Menurut Woinarski, meningkatnya suhu dan memburuknya kebakaran hutan membahayakan banyak orang, terutama makhluk purba seperti cacing beludru, yang ia gambarkan sebagai peninggalan dari jutaan tahun lalu, saat Australia dulu lebih dingin dan basah.
Sementara itu, Dr Jessica Marsh, seorang ahli biologi konservasi yang berafiliasi dengan Universitas Adelaide dan salah satu penulis makalah tersebut mengkhususkan diri pada laba-laba, terutama yang hidup di zona sangat terbatas yang dianggap berisiko tinggi terhadap kepunahan.
Sedangkan Dr Isabel Hyman, seorang ilmuwan peneliti di Museum Australia berfokus pada siput kaca Campbell.
Hewan invertebrata gua sangat rentan karena sering kali satu spesies hanya hidup di satu gua.

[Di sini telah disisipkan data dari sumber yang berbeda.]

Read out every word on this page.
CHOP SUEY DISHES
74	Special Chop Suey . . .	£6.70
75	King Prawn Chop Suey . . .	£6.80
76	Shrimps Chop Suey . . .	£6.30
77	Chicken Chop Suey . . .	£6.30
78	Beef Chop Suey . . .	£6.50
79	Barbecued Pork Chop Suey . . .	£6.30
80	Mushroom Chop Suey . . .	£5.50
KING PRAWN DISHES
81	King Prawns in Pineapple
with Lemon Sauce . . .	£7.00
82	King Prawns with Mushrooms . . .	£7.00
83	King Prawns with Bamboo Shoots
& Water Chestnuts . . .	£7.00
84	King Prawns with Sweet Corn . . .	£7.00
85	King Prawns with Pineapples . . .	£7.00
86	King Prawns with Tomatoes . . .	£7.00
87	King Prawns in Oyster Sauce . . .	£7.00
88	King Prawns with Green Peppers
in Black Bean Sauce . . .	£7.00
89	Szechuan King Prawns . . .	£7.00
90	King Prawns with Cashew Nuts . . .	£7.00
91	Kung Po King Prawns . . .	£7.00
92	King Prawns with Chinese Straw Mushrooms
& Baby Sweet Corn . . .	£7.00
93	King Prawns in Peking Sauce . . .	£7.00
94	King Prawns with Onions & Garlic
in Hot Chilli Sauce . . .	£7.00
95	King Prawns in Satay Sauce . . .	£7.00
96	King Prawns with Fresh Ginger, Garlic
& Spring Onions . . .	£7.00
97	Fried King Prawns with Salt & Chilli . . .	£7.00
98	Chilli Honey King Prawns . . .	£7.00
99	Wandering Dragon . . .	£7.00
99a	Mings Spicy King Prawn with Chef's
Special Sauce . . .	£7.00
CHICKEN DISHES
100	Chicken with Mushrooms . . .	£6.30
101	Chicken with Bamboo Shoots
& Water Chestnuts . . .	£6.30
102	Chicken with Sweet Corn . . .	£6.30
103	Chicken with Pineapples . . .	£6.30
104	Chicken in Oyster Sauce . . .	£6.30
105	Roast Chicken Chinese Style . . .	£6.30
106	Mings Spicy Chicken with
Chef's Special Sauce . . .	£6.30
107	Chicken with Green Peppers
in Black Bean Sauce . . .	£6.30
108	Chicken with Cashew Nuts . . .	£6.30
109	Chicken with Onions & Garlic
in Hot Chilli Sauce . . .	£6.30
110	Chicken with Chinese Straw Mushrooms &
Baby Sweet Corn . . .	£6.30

Satu ancaman atau peristiwa seperti kebakaran besar atau penebangan habitat dapat memusnahkan mereka.
Dr Kate Umbers, seorang ilmuwan konservasi yang berbasis di Western Sydney University dan direktur pelaksana lembaga nirlaba Invertebrates Australia , mengatakan perkiraan jumlah kepunahan mungkin terdengar mengejutkan bagi banyak orang, tetapi tidak mengejutkan bagi orang-orang yang bekerja di bidang tersebut.
“Spesies punah sebelum kita bisa menamainya,” katanya.
Umbers, yang bukan penulis makalah tersebut, mengatakan invertebrata atau hewan tanpa tulang belakang mencakup 95% spesies hewan di Bumi.
“Keanekaragaman mereka yang sangat besar dan membingungkan” meliputi kupu-kupu, lebah, jangkrik , cacing, ngengat, dan laba-laba,” tambahnya.
Penelitiannya sendiri difokuskan pada makhluk yang beradaptasi dengan daerah pegunungan, termasuk ngengat bogong, belalang gunung, dan skyhopper yang berubah warna dari hitam menjadi biru kehijauan ketika suhu tubuh mereka melebihi 25C.
Umbers mengatakan banyak “hewan lucu” yang ditemukan di Australia bersifat unik dan memainkan peran penting dalam menjaga kesehatan ekosistem dan pertanian.
“Kita adalah penjaga keanekaragaman hayati global yang sangat besar dan sangat penting.